Opposition dismissal of agreement 'amounts to a coup,' says Rob Griffifths

Britain's communists called yesterday on all signatories of the February 21 agreement on constitutional change in Ukraine — including the European Union — to defend its terms to prevent further violence.

EU chiefs welcomed Friday’s deal, signed by President Viktor Yanukovych as well as opposition leaders including far-right Svoboda Party chief Oleh Tyahnibok.

But they have failed to speak out as the opposition ignored the document, seizing control of Kiev over the weekend.

Communist Party of Britain general secretary Robert Griffiths pointed out that reneging on the agreement “gives sanction to an effective coup d’etat that is creating circumstances of extreme danger for Ukraine and more widely.”

A projected “national unity government” in the offing is tipped to include Svoboda, which organised a 15,000-strong march in Kiev last year to honour nazi collaborator and war criminal Stepan Bandera.

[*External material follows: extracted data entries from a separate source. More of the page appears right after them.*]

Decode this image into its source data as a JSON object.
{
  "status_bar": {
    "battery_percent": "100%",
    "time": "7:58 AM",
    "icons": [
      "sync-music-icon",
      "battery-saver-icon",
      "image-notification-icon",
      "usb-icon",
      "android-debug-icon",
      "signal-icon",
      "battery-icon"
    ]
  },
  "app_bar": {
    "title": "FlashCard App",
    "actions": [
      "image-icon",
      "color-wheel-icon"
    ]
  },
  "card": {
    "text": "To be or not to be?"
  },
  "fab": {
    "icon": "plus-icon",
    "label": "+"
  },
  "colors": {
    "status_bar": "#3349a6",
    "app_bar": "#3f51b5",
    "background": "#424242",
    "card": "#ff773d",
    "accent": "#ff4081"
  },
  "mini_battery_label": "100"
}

Despite its name it is not expected to include MPs from the president’s party although most of eastern Ukraine remains hostile to the uprising.

The Communist Party of Ukraine’s offices in the capital have been attacked by “well-prepared militants” who smashed windows and damaged furniture.

Gun-toting fascists in organisations such as Right Sector, whose leader Aleksandr Muzychko has pledged to “keep fighting communists, Jews and Russians while blood flows in my veins,” have taken control of much of western Ukraine.

Mr Muzychko warned at the weekend that if his forces saw anyone engaged in “lawlessness” they would “shoot them on the spot.”

His group has not abided by terms of Friday’s deal, in which opposition forces agreed to hand their weapons over to the authorities — though it is not clear that any other groups have either.

Mr Griffiths also condemned a resolution being considered by the rump parliament — many anti-opposition MPs have been attacked trying to take their seats — to ban Mr Yanukovych’s Party of the Regions and the Communist Party.

“Together these parties received 217 of the 445 seats in the most recent democratic elections,” he pointed out.